Del Boccio lancia la sfida: «Con me novità e onestà»

18 Luglio 2020

AVEZZANO. Parte l’avventura politica del capitano della polizia provinciale, Antonio Del Boccio: l’ex dirigente di Fratelli d’Italia, alla guida della lista “Io per Avezzano”, coi candidati schierati...

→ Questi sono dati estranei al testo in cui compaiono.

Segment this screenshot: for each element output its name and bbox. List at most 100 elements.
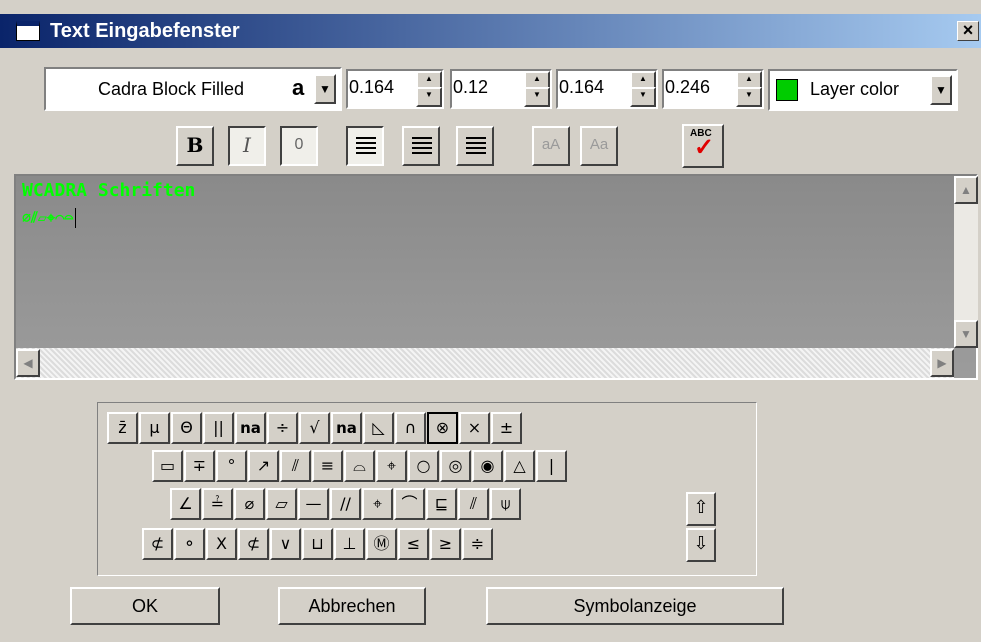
symbol-key[interactable]: ↗ (248, 450, 279, 482)
text-height-value: 0.164 (349, 77, 395, 97)
symbol-key[interactable]: X (206, 528, 237, 560)
symbol-key[interactable]: ⍦ (490, 488, 521, 520)
symbol-key[interactable]: √ (299, 412, 330, 444)
symbol-key[interactable]: na (235, 412, 266, 444)
vertical-scrollbar[interactable]: ▲ ▼ (954, 176, 978, 348)
char-spacing-field[interactable]: 0.164 ▲ ▼ (556, 69, 658, 109)
symbol-key[interactable]: Θ (171, 412, 202, 444)
symbol-key[interactable]: na (331, 412, 362, 444)
color-select[interactable]: Layer color ▼ (768, 69, 958, 111)
symbol-key[interactable]: | (536, 450, 567, 482)
symbol-key[interactable]: ∠ (170, 488, 201, 520)
symbol-key[interactable]: ◺ (363, 412, 394, 444)
symbol-key[interactable]: ⫽ (458, 488, 489, 520)
shift-up-button[interactable]: ⇧ (686, 492, 716, 526)
window-title: Text Eingabefenster (50, 20, 240, 42)
symbol-key[interactable]: ⊔ (302, 528, 333, 560)
ok-button[interactable]: OK (70, 587, 220, 625)
bold-button[interactable]: B (176, 126, 214, 166)
symbol-key[interactable]: // (330, 488, 361, 520)
symbol-key[interactable]: ± (491, 412, 522, 444)
symbol-key[interactable]: ⌒ (394, 488, 425, 520)
symbol-key[interactable]: ⌓ (344, 450, 375, 482)
align-left-icon (356, 137, 376, 139)
shift-down-button[interactable]: ⇩ (686, 528, 716, 562)
symbol-key[interactable]: ⌖ (362, 488, 393, 520)
symbol-key[interactable]: ≑ (462, 528, 493, 560)
font-preview-glyph: a (292, 75, 305, 100)
symbol-key[interactable]: ○ (408, 450, 439, 482)
symbol-key[interactable]: ⌀ (234, 488, 265, 520)
close-button[interactable]: × (957, 21, 979, 41)
symbol-key[interactable]: ÷ (267, 412, 298, 444)
symbol-key[interactable]: ≤ (398, 528, 429, 560)
symbol-key[interactable]: ⫽ (280, 450, 311, 482)
spell-check-button[interactable]: ABC ✓ (682, 124, 724, 168)
line-spacing-value: 0.246 (665, 77, 711, 97)
text-width-spinner[interactable]: ▲ ▼ (524, 71, 550, 107)
symbol-key[interactable]: ⊄ (142, 528, 173, 560)
align-center-icon (412, 137, 432, 139)
title-case-button[interactable]: Aa (580, 126, 618, 166)
text-width-field[interactable]: 0.12 ▲ ▼ (450, 69, 552, 109)
align-left-button[interactable] (346, 126, 384, 166)
font-dropdown-button[interactable]: ▼ (314, 74, 336, 104)
symbol-key[interactable]: ≟ (202, 488, 233, 520)
symbol-key[interactable]: ≥ (430, 528, 461, 560)
spin-down-icon[interactable]: ▼ (524, 87, 550, 107)
italic-button[interactable]: I (228, 126, 266, 166)
scroll-right-icon[interactable]: ▶ (930, 349, 954, 377)
horizontal-scrollbar[interactable]: ◀ ▶ (16, 348, 954, 378)
symbol-key[interactable]: — (298, 488, 329, 520)
font-select[interactable]: Cadra Block Filled a ▼ (44, 67, 342, 111)
cancel-button[interactable]: Abbrechen (278, 587, 426, 625)
symbol-key[interactable]: z̄ (107, 412, 138, 444)
scroll-down-icon[interactable]: ▼ (954, 320, 978, 348)
symbol-key[interactable]: ⊄ (238, 528, 269, 560)
symbol-key[interactable]: ⚬ (174, 528, 205, 560)
symbol-key[interactable]: ◎ (440, 450, 471, 482)
editor-line: ⌀⫽▱⌖⌒⌓ (22, 208, 77, 228)
scroll-up-icon[interactable]: ▲ (954, 176, 978, 204)
symbol-key[interactable]: ° (216, 450, 247, 482)
editor-symbols: ⌀⫽▱⌖⌒⌓ (22, 208, 74, 227)
title-bar: Text Eingabefenster × (0, 14, 981, 48)
small-caps-button[interactable]: aA (532, 126, 570, 166)
align-right-button[interactable] (456, 126, 494, 166)
symbol-key[interactable]: ⊗ (427, 412, 458, 444)
line-spacing-field[interactable]: 0.246 ▲ ▼ (662, 69, 764, 109)
color-label: Layer color (810, 79, 900, 99)
outline-button[interactable]: 0 (280, 126, 318, 166)
symbol-key[interactable]: ∓ (184, 450, 215, 482)
symbol-display-button[interactable]: Symbolanzeige (486, 587, 784, 625)
line-spacing-spinner[interactable]: ▲ ▼ (736, 71, 762, 107)
text-editor[interactable]: WCADRA Schriften ⌀⫽▱⌖⌒⌓ ▲ ▼ ◀ ▶ (14, 174, 978, 380)
symbol-key[interactable]: || (203, 412, 234, 444)
window-icon (16, 21, 40, 41)
symbol-key[interactable]: ≡ (312, 450, 343, 482)
symbol-key[interactable]: ◉ (472, 450, 503, 482)
symbol-key[interactable]: ▱ (266, 488, 297, 520)
text-height-spinner[interactable]: ▲ ▼ (416, 71, 442, 107)
symbol-key[interactable]: ⊥ (334, 528, 365, 560)
symbol-key[interactable]: ∨ (270, 528, 301, 560)
symbol-key[interactable]: ⊑ (426, 488, 457, 520)
align-center-button[interactable] (402, 126, 440, 166)
char-spacing-spinner[interactable]: ▲ ▼ (630, 71, 656, 107)
editor-line: WCADRA Schriften (22, 180, 196, 201)
symbol-key[interactable]: Ⓜ (366, 528, 397, 560)
symbol-key[interactable]: µ (139, 412, 170, 444)
symbol-key[interactable]: ▭ (152, 450, 183, 482)
symbol-key[interactable]: ⨯ (459, 412, 490, 444)
color-swatch (776, 79, 798, 101)
symbol-key[interactable]: ⌖ (376, 450, 407, 482)
color-dropdown-button[interactable]: ▼ (930, 75, 952, 105)
spin-down-icon[interactable]: ▼ (416, 87, 442, 107)
symbol-key[interactable]: △ (504, 450, 535, 482)
char-spacing-value: 0.164 (559, 77, 605, 97)
scroll-left-icon[interactable]: ◀ (16, 349, 40, 377)
text-height-field[interactable]: 0.164 ▲ ▼ (346, 69, 444, 109)
spin-down-icon[interactable]: ▼ (736, 87, 762, 107)
spin-down-icon[interactable]: ▼ (630, 87, 656, 107)
symbol-key[interactable]: ∩ (395, 412, 426, 444)
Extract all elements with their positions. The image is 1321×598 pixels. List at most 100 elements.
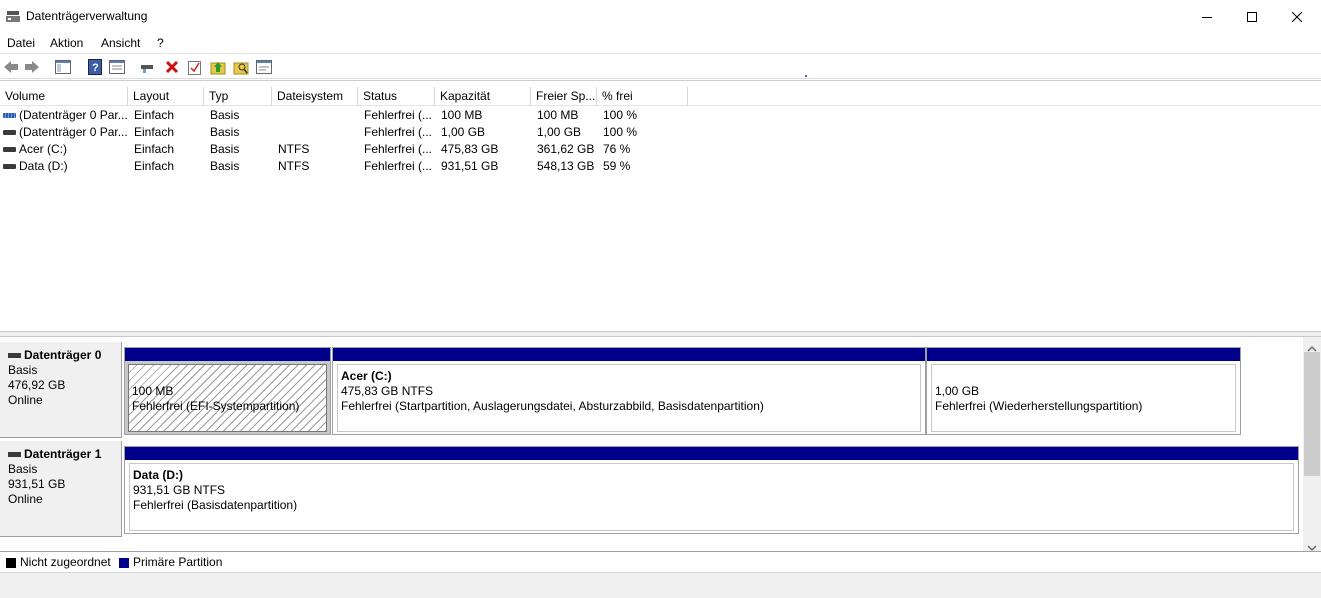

AVEZZANO. Parte l’avventura politica del capitano della polizia provinciale, Antonio Del Boccio: l’ex dirigente di Fratelli d’Italia, alla guida della lista “Io per Avezzano”, coi candidati schierati in sala, dove spiccava l’ex consigliere comunale Leonardo Rosa, «è determinato ad andare fino ai nastri di partenza nella competizione elettorale. Poi», ha affermato, «se ci sarà il ballottaggio vedremo il da farsi. La nostra lista è all’insegna dell’onestà, la legalità e la trasparenza: chi si riconosce in questi valori è il benvenuto». Del Boccio, introdotto dall’insegnante Maria Rosaria Legnini, si propone come novità. «Questa candidatura del gruppo», ha sottolineato, «nasce da un vuoto politico di rappresentanza e rappresentatività. Vogliamo offrire alla nostra città l’occasione di scegliere un sindaco nuovo».
Una scommessa all’insegna del lavoro e la sicurezza, nonché di una sanità che funzioni, da realizzare «attraverso azioni concrete e non slogan. Sulla sicurezza», ha detto, «se non si interviene si alimenta la paura: occorre potenziare l’illuminazione, la videosorveglianza e rafforzare l’organico della polizia locale». Stop alla cementificazione. Per il candidato sindaco la «revisione del Prg deve passare attraverso la riqualificazione e non nuove colate di cemento: in città», ha sottolineato, «ci sono migliaia di alloggi sfitti. Occorre pure ottimizzare le aree sociali, mentre vanno ascoltate le aziende del nucleo industriale per migliorare i servizi e ridurre le imposte». Senza dimenticare la sanità: «Serve un nuovo ospedale completo di tutti i servizi, senza dover più andare all’Aquila». Corsa aperta, quindi, anche se in sala si notava l’assenza di un vecchio amico e compagno di partito ai tempi di Fdi: l’ex coordinatore cittadino, Aurelio Bruni. (m.s.)